KAMEYAMA,  KAMEYAMA~シーズンⅣ~

KAMEYAMAⅣ~vol.19 結婚はしたものの

 

「結婚したい」とここ数年、ずっと言っていたマリコさん(34歳)が、同い年の人とついに結婚したと連絡をくれた。新婚3ヶ月の彼女に会ったのだが、どこか浮かない顔をしている。

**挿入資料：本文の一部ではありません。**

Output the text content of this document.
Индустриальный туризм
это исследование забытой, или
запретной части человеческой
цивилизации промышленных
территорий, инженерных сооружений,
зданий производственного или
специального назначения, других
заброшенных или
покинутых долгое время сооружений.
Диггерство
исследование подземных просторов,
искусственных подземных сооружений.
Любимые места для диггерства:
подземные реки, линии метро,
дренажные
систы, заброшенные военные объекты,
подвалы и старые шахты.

「彼はとても理解があって、私の今までの生活をまったく変えなくていいと言ってくれたの。だから仕事も続けているし、家事は彼がかなりやってくれてるから、かえって楽になったくらい。だけどねえ」

彼女はそこでふっとため息をつく。そして周りを見わたしながら声を落とした。

「私たち、結婚前にセックスしてないのよ。しかも結婚してからもしてない」

ひええと私は声を上げた。今どき、そんなことがあるのか、と。

そもそも、ふたりの結びつきが不可解だった。出会いは半年前。共通の友だちの食事会で知り合った。何度かグループで会い、帰りの方角が同じだったので、ふたりだけで飲みに行った。そのとき、彼女は仕事上の人間関係で非常に悩んでいたのだという。

「彼は親身になって相談に乗ってくれたの。解決策も出してくれた。それで私、『あなたみたいな人と結婚したらいいだろうなあ』と酔った勢いで言っちゃったのよ。そうしたら話がとんとん進んで」

1ヶ月後には両家の親が揃って食事会、そのまま婚姻届を提出した。結婚式も新婚旅行もせず、彼のマンションに彼女が引っ越しただけ。

「彼は夜勤もある仕事なので、平日は、なかなか顔を合わせる機会もない。一緒にいる時間は楽しいんだけど、なんか兄弟といるみたいでセックスする気分になれないの。向こうもそうなんじゃないかなあ。ふたりともお酒が好きだから、一緒にいると酔っていつの間にか寝ちゃうことが多いし」

恋愛感情がほとんどない、だが一緒にいると気持ちがラク。そんな関係も悪くはないが、一度もセックスしていないというのは、夫婦としてどうなのだろう。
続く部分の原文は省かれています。